L’ammissione al concordato non implica il riconoscimento del credito, contestabile anche in sede fallimentare
Con sentenza n. 22785 depositata ieri, la Corte di Cassazione affronta una peculiare questione in tema di opposizione allo stato passivo, stabilendo che l’ammissione della società alla procedura di concordato preventivo non costituisce un accertamento giudiziale definitivo ex art. 2909 c.c., né rappresenta una condizione sufficiente per l’insinuazione al passivo del credito del professionista attestatore. Nell’ipotesi in cui il concordato non abbia avuto esito positivo, l’esattezza dell’adempimento dell’attestatore può essere contestata, ex post, anche in sede fallimentare.
Nel caso di specie, una società veniva inizialmente ammessa al concordato preventivo, tuttavia, a seguito della relazione negativa del commissario giudiziale ex art. 172 del RD 267/42 e del mancato raggiungimento delle maggioranze per l’approvazione del concordato ex art. 177 del RD 267/42, il tribunale decideva per il fallimento della società.
Nella relazione del commissario giudiziale, in particolare, venivano evidenziate l’inattendibilità dei dati contenuti nella proposta di concordato e le gravi inesattezze della relazione compiuta dall’attestatore.
Per la Suprema Corte, l’ammissione della società alla procedura di concordato non costituisce un’approvazione definitiva anche dell’attività di relazione predisposta dal professionista ex art. 163 comma 3 del RD 267/42, né costituisce un apprezzamento di competenza esclusiva del tribunale in fase concordataria.
In sede fallimentare, infatti, il tribunale può compiere una valutazione di esattezza della prestazione del professionista in relazione ai risultati ottenuti dal commissario giudiziale sulla base di un controllo più approfondito.
Pertanto, pure in mancanza di un’eccezione di inadempimento della curatela ex art. 1460c.c., il credito del professionista attestatore può essere negato in sede di opposizione al passivo fallimentare dal tribunale che contesti la diligenza dell’opera.
L’art. 163 comma 3 del RD 267/42 stabilisce che il piano della proposta di concordato e la relativa documentazione devono essere accompagnati dalla relazione di un professionista, che attesti la veridicità dei dati aziendali e la fattibilità del piano medesimo.
Con l’attestazione della veridicità dei dati, il professionista analizza le cause della crisi, la sostenibilità del piano di concordato proposto dal debitore, ed evidenzia gli eventuali fattori di rischio.
Con il giudizio di fattibilità, che presuppone l’attestazione di veridicità dei dati aziendali, invece, viene compiuta una valutazione prognostica in ordine alla realizzabilità dei risultati esposti nel piano.
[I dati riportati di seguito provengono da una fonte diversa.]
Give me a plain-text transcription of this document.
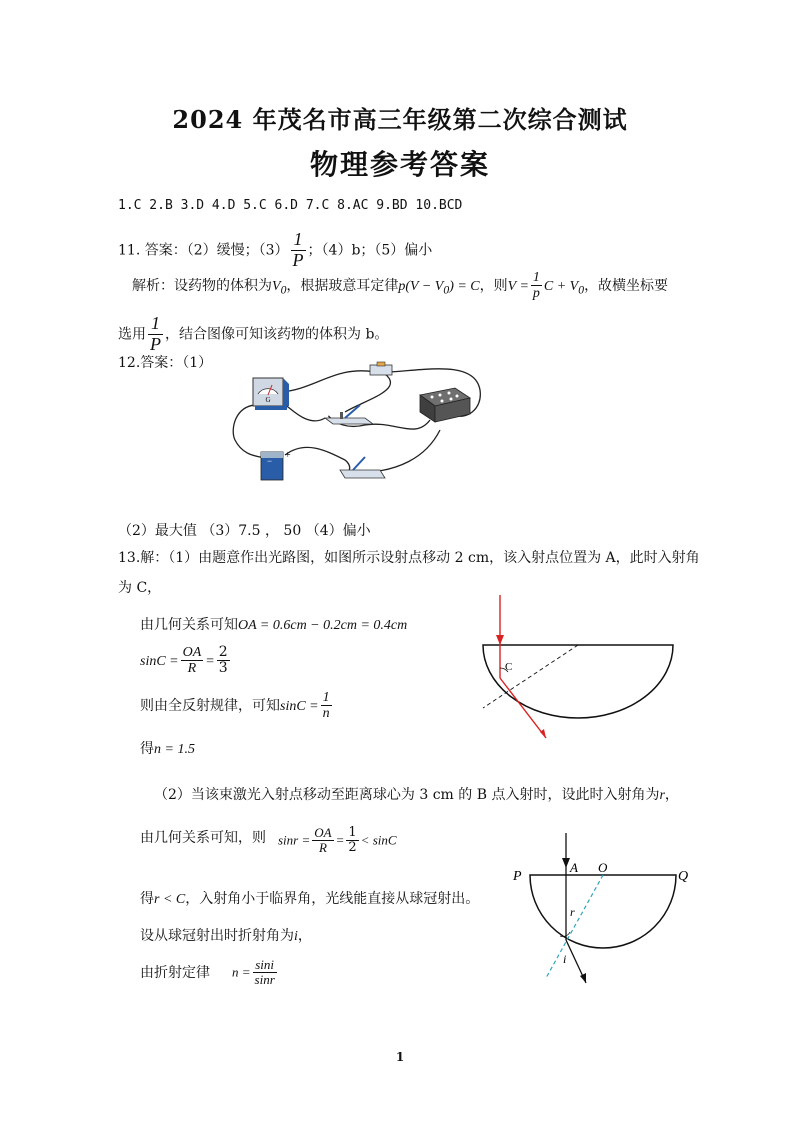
2024 年茂名市高三年级第二次综合测试
物理参考答案
1.C 2.B 3.D 4.D 5.C 6.D 7.C 8.AC 9.BD 10.BCD
11. 答案：（2）缓慢；$(3) \frac{1}{P}$ ；（4）b；（5）偏小
解析：设药物的体积为$V_0$，根据玻意耳定律$p(V - V_0) = C$，则$V = \frac{1}{p}$ $C + V_0$，故横坐标要
选用 $\frac{1}{P}$ ，结合图像可知该药物的体积为 b。
12.答案：（1）
G
− +
（2）最大值 （3）7.5 ， 50 （4）偏小
13.解：（1）由题意作出光路图，如图所示设射点移动 2 cm，该入射点位置为 A，此时入射角
为 C，
由几何关系可知OA = 0.6cm − 0.2cm = 0.4cm
$\sin C = \frac{OA}{R} = \frac{2}{3}$
则由全反射规律，可知$\sin C = \frac{1}{n}$
得n = 1.5
C
（2）当该束激光入射点移动至距离球心为 3 cm 的 B 点入射时，设此时入射角为r，
由几何关系可知，则 $\sin r = \frac{OA}{R} = \frac{1}{2} < \sin C$
得r < C，入射角小于临界角，光线能直接从球冠射出。
设从球冠射出时折射角为i，
由折射定律 $n = \frac{\sin i}{\sin r}$
P
A O
Q
r
i
1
La prestazione del professionista incaricato costituisce l’adempimento di una obbligazione di natura professionale e, pertanto, è soggetta ai canoni di diligenza ex art. 1176 comma 2 c.c.
Nella procedura di concordato però, il commissario giudiziale redige l’inventario del patrimonio del debitore e una relazione particolareggiata sulle cause del dissesto, sulla condotta del debitore, sulle proposte di concordato e sulle garanzie offerte ai creditori di cui all’art. 171 del RD 267/42. Se accerta ad esempio che il debitore ha dissimulato una parte dell’attivo o ha esposto passività inesistenti ne riferisce al tribunale, affinché apra, d’ufficio, il procedimento di revoca dell’ammissione al concordato ex art. 173 del RD 267/42.
Per la Suprema Corte, non assume rilevanza il mancato ricorso, nel caso di specie, alla procedura di revoca, che deve essere intrapresa solo in presenza di atti fraudolenti, o comportamenti non autorizzati, posti in essere dal debitore in concordato. L’omesso accertamento di queste condotte non rappresenta una valutazione di esattezza dell’adempimento dell’obbligazione del professionista che grava a carico del commissario giudiziale.